February 28, 2019 / 3:18 PM / 19 days ago

EU Commission strikes back at Hungarian migration campaign 'fiction'

BRUSSELS (Reuters) - The European Commission sought on Thursday to address suggestions in a Hungarian government information campaign that Commission President Jean-Claude Juncker and billionaire investor George Soros seek to flood the country with migrants.

FILE PHOTO: A government poster is seen in Budapest, Hungary, February 21, 2019. The poster reads, "You also have the right to know what Brussels is up to", accusing European Commission President Jean-Claude Juncker of pushing migration plans encouraged by U.S.-Hungarian businessman George Soros, in a media campaign rebuked by the commission. REUTERS/Tamas Kaszas/File Photo

Initially dismissing the campaign launched throughout Hungary on Feb. 18 as a “ludicrous conspiracy theory”, the Commission published a report debunking the assertions on billboards and full-page newspaper ads.
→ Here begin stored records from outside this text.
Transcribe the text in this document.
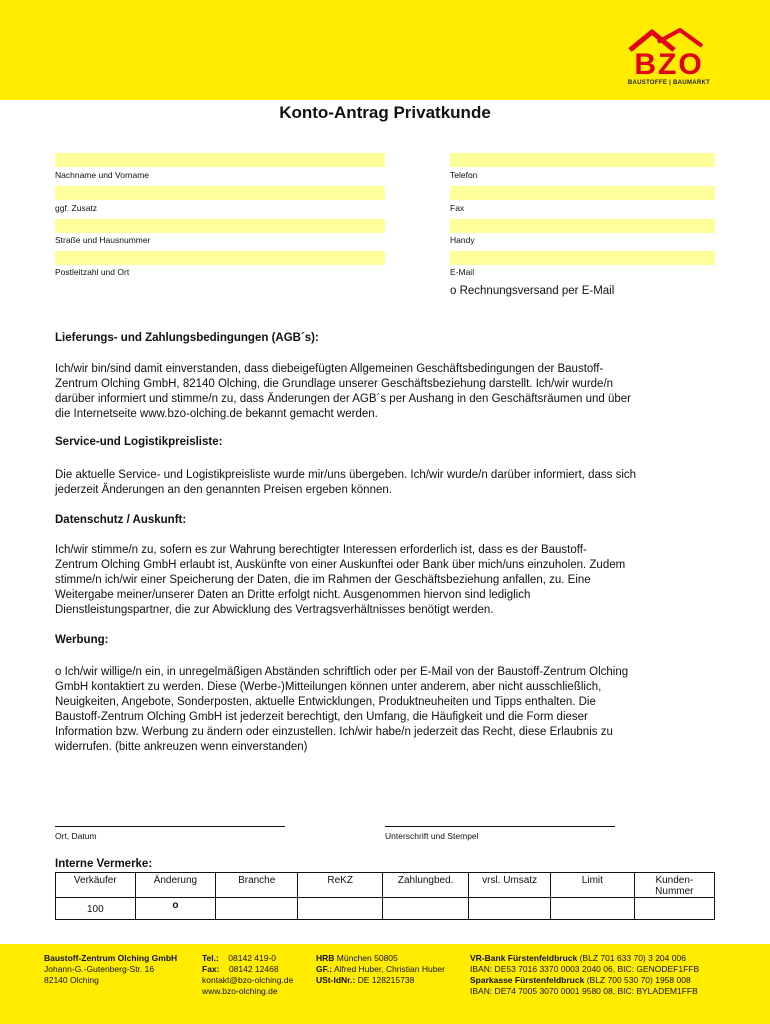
BZO
BAUSTOFFE | BAUMARKT
Konto-Antrag Privatkunde
Nachname und Vorname
ggf. Zusatz
Straße und Hausnummer
Postleitzahl und Ort
Telefon
Fax
Handy
E-Mail
o Rechnungsversand per E-Mail
Lieferungs- und Zahlungsbedingungen (AGB´s):
Ich/wir bin/sind damit einverstanden, dass diebeigefügten Allgemeinen Geschäftsbedingungen der Baustoff-
Zentrum Olching GmbH, 82140 Olching, die Grundlage unserer Geschäftsbeziehung darstellt. Ich/wir wurde/n
darüber informiert und stimme/n zu, dass Änderungen der AGB´s per Aushang in den Geschäftsräumen und über
die Internetseite www.bzo-olching.de bekannt gemacht werden.
Service-und Logistikpreisliste:
Die aktuelle Service- und Logistikpreisliste wurde mir/uns übergeben. Ich/wir wurde/n darüber informiert, dass sich
jederzeit Änderungen an den genannten Preisen ergeben können.
Datenschutz / Auskunft:
Ich/wir stimme/n zu, sofern es zur Wahrung berechtigter Interessen erforderlich ist, dass es der Baustoff-
Zentrum Olching GmbH erlaubt ist, Auskünfte von einer Auskunftei oder Bank über mich/uns einzuholen. Zudem
stimme/n ich/wir einer Speicherung der Daten, die im Rahmen der Geschäftsbeziehung anfallen, zu. Eine
Weitergabe meiner/unserer Daten an Dritte erfolgt nicht. Ausgenommen hiervon sind lediglich
Dienstleistungspartner, die zur Abwicklung des Vertragsverhältnisses benötigt werden.
Werbung:
o Ich/wir willige/n ein, in unregelmäßigen Abständen schriftlich oder per E-Mail von der Baustoff-Zentrum Olching
GmbH kontaktiert zu werden. Diese (Werbe-)Mitteilungen können unter anderem, aber nicht ausschließlich,
Neuigkeiten, Angebote, Sonderposten, aktuelle Entwicklungen, Produktneuheiten und Tipps enthalten. Die
Baustoff-Zentrum Olching GmbH ist jederzeit berechtigt, den Umfang, die Häufigkeit und die Form dieser
Information bzw. Werbung zu ändern oder einzustellen. Ich/wir habe/n jederzeit das Recht, diese Erlaubnis zu
widerrufen. (bitte ankreuzen wenn einverstanden)
Ort, Datum	Unterschrift und Stempel
Interne Vermerke:
Verkäufer	Änderung	Branche	ReKZ	Zahlungbed.	vrsl. Umsatz	Limit	Kunden-
Nummer
100	o						
Baustoff-Zentrum Olching GmbH
Johann-G.-Gutenberg-Str. 16
82140 Olching
Tel.: 08142 419-0
Fax: 08142 12468
kontakt@bzo-olching.de
www.bzo-olching.de
HRB München 50805
GF.: Alfred Huber, Christian Huber
USt-IdNr.: DE 128215738
VR-Bank Fürstenfeldbruck (BLZ 701 633 70) 3 204 006
IBAN: DE53 7016 3370 0003 2040 06, BIC: GENODEF1FFB
Sparkasse Fürstenfeldbruck (BLZ 700 530 70) 1958 008
IBAN: DE74 7005 3070 0001 9580 08, BIC: BYLADEM1FFB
Relations between European Union institutions and Hungarian Prime Minister Viktor Orban’s nationalist Fidesz ruling party have soured since the 2015 migration crisis, when Orban closed Hungary’s borders to all incoming refugees and asylum seekers.

Many of the ads feature text stating “You have the right to know what Brussels is planning”, over pictures of Juncker and Hungarian-born Soros. Orban accuses Soros of encouraging mass immigration into Europe, a charge the philanthropist denies.
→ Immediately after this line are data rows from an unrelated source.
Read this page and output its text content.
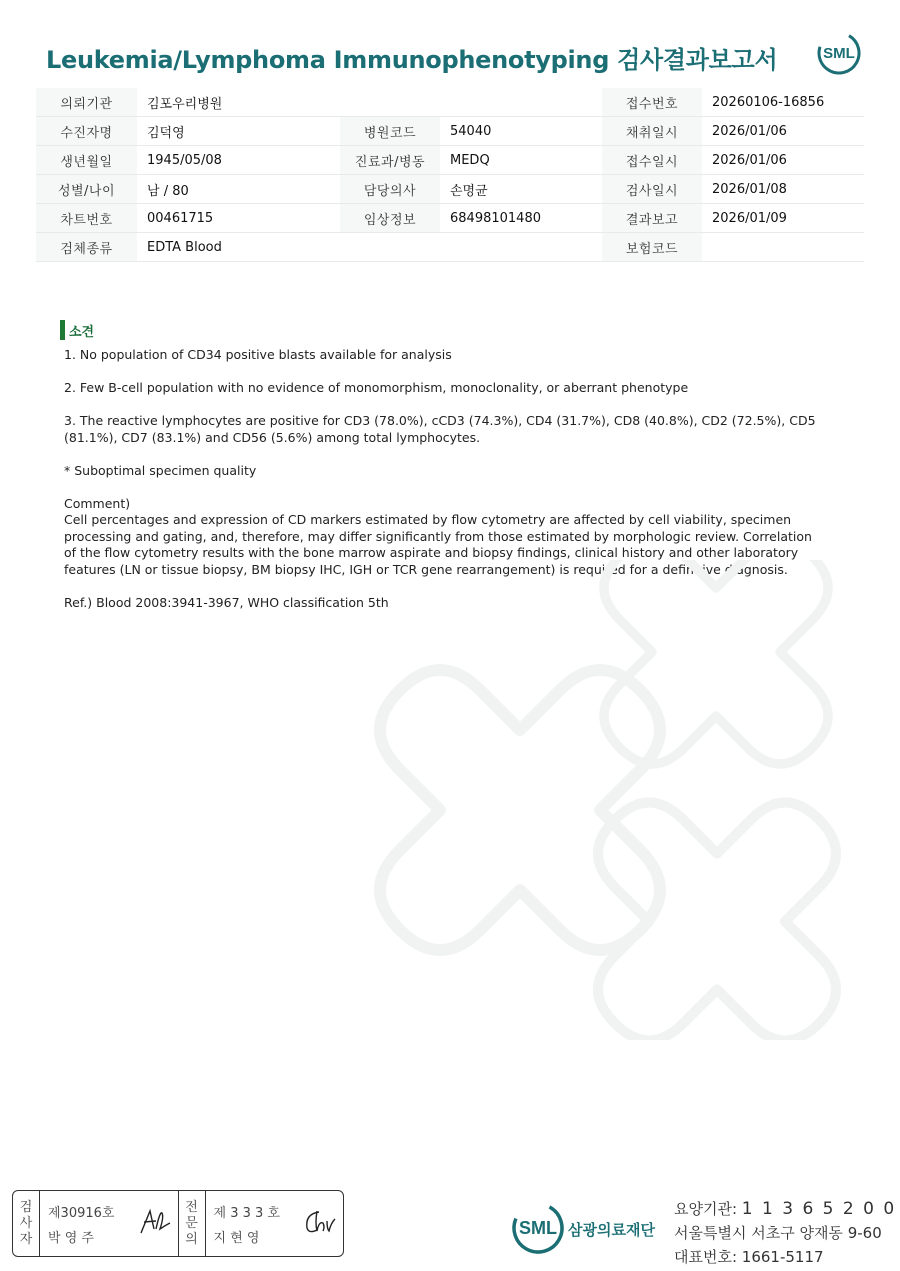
Leukemia/Lymphoma Immunophenotyping 검사결과보고서	SML
의뢰기관	김포우리병원			접수번호	20260106-16856
수진자명	김덕영	병원코드	54040	채취일시	2026/01/06
생년월일	1945/05/08	진료과/병동	MEDQ	접수일시	2026/01/06
성별/나이	남 / 80	담당의사	손명균	검사일시	2026/01/08
차트번호	00461715	임상정보	68498101480	결과보고	2026/01/09
검체종류	EDTA Blood			보험코드	
소견

1. No population of CD34 positive blasts available for analysis

2. Few B-cell population with no evidence of monomorphism, monoclonality, or aberrant phenotype

3. The reactive lymphocytes are positive for CD3 (78.0%), cCD3 (74.3%), CD4 (31.7%), CD8 (40.8%), CD2 (72.5%), CD5 (81.1%), CD7 (83.1%) and CD56 (5.6%) among total lymphocytes.

* Suboptimal specimen quality

Comment)

Cell percentages and expression of CD markers estimated by flow cytometry are affected by cell viability, specimen processing and gating, and, therefore, may differ significantly from those estimated by morphologic review. Correlation of the flow cytometry results with the bone marrow aspirate and biopsy findings, clinical history and other laboratory features (LN or tissue biopsy, BM biopsy IHC, IGH or TCR gene rearrangement) is required for a definitive diagnosis.

Ref.) Blood 2008:3941-3967, WHO classification 5th

검
사
자
제30916호
박 영 주
전
문
의
제 3 3 3 호
지 현 영	SML 삼광의료재단
요양기관: 1 1 3 6 5 2 0 0
서울특별시 서초구 양재동 9-60
대표번호: 1661-5117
“Citizens do deserve to know the truth about what the EU is doing,” Commission officials said. “But we believe that they deserve fact not fiction.”

The Commission report rejected Hungarian assertions that the European Union executive arm wanted to introduce refugee resettlement quotas, stating that refugee resettlement “is and will always be on a purely voluntary basis”.
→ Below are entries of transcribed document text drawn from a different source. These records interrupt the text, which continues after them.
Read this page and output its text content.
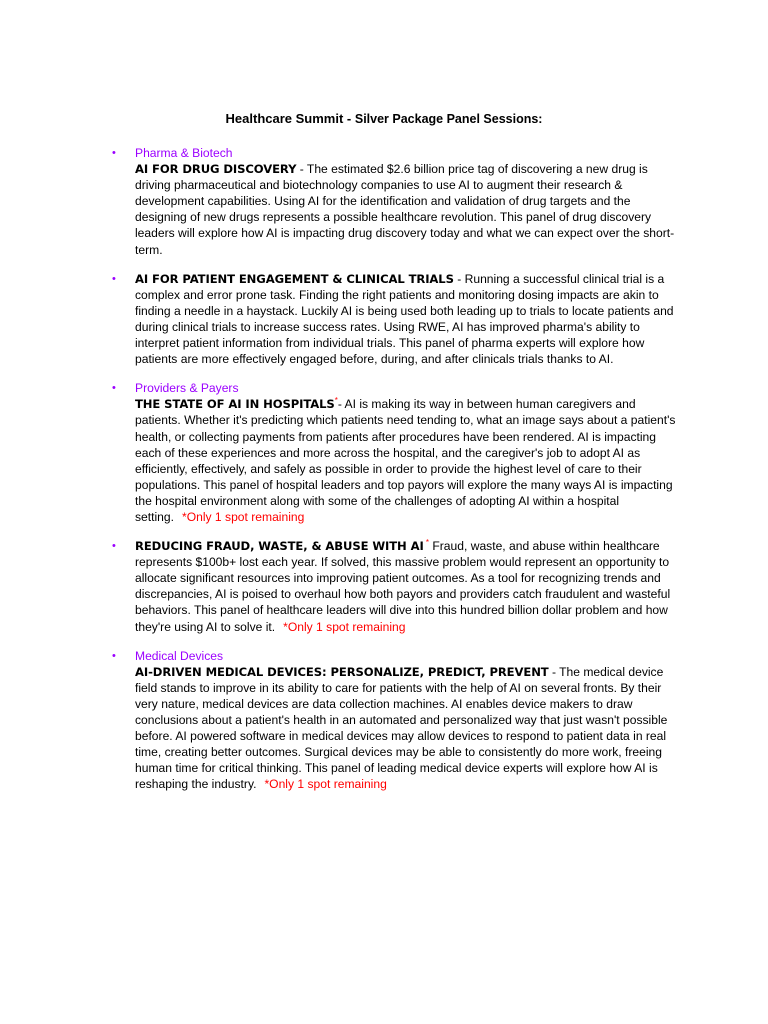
Healthcare Summit - Silver Package Panel Sessions:
• Pharma & Biotech
AI FOR DRUG DISCOVERY - The estimated $2.6 billion price tag of discovering a new drug is driving pharmaceutical and biotechnology companies to use AI to augment their research & development capabilities. Using AI for the identification and validation of drug targets and the designing of new drugs represents a possible healthcare revolution. This panel of drug discovery leaders will explore how AI is impacting drug discovery today and what we can expect over the short-term.
• AI FOR PATIENT ENGAGEMENT & CLINICAL TRIALS - Running a successful clinical trial is a complex and error prone task. Finding the right patients and monitoring dosing impacts are akin to finding a needle in a haystack. Luckily AI is being used both leading up to trials to locate patients and during clinical trials to increase success rates. Using RWE, AI has improved pharma's ability to interpret patient information from individual trials. This panel of pharma experts will explore how patients are more effectively engaged before, during, and after clinicals trials thanks to AI.
• Providers & Payers
THE STATE OF AI IN HOSPITALS*- AI is making its way in between human caregivers and patients. Whether it's predicting which patients need tending to, what an image says about a patient's health, or collecting payments from patients after procedures have been rendered. AI is impacting each of these experiences and more across the hospital, and the caregiver's job to adopt AI as efficiently, effectively, and safely as possible in order to provide the highest level of care to their populations. This panel of hospital leaders and top payors will explore the many ways AI is impacting the hospital environment along with some of the challenges of adopting AI within a hospital setting. *Only 1 spot remaining
• REDUCING FRAUD, WASTE, & ABUSE WITH AI * Fraud, waste, and abuse within healthcare represents $100b+ lost each year. If solved, this massive problem would represent an opportunity to allocate significant resources into improving patient outcomes. As a tool for recognizing trends and discrepancies, AI is poised to overhaul how both payors and providers catch fraudulent and wasteful behaviors. This panel of healthcare leaders will dive into this hundred billion dollar problem and how they're using AI to solve it. *Only 1 spot remaining
• Medical Devices
AI-DRIVEN MEDICAL DEVICES: PERSONALIZE, PREDICT, PREVENT - The medical device field stands to improve in its ability to care for patients with the help of AI on several fronts. By their very nature, medical devices are data collection machines. AI enables device makers to draw conclusions about a patient's health in an automated and personalized way that just wasn't possible before. AI powered software in medical devices may allow devices to respond to patient data in real time, creating better outcomes. Surgical devices may be able to consistently do more work, freeing human time for critical thinking. This panel of leading medical device experts will explore how AI is reshaping the industry. *Only 1 spot remaining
Orban was reelected for a third consecutive term last April on a strong anti-immigration platform, and his Fidesz party leads the polls ahead of May’s European parliamentary election.

He has said he hopes anti-immigration parties will gain a majority, which he said could lead to changes in the EU executive.

Continuing its take-down of the adverts, the Commission noted that job-training pilot programs for migrants were voluntary and Hungary had opted out of participating.

“Member states remain exclusively in charge of the numbers of workers they admit, if at all,” the report said.

The Commission also said that EU funding had nothing to do with a country’s stance on immigration, but that cohesion money would go to countries hit by migration to help them manage.

Hungary is also under EU scrutiny for not observing the rule of law. In response to Orban’s ad campaign, Juncker also called for Fidesz’s exclusion from the European parliament’s biggest center-right political family EPP.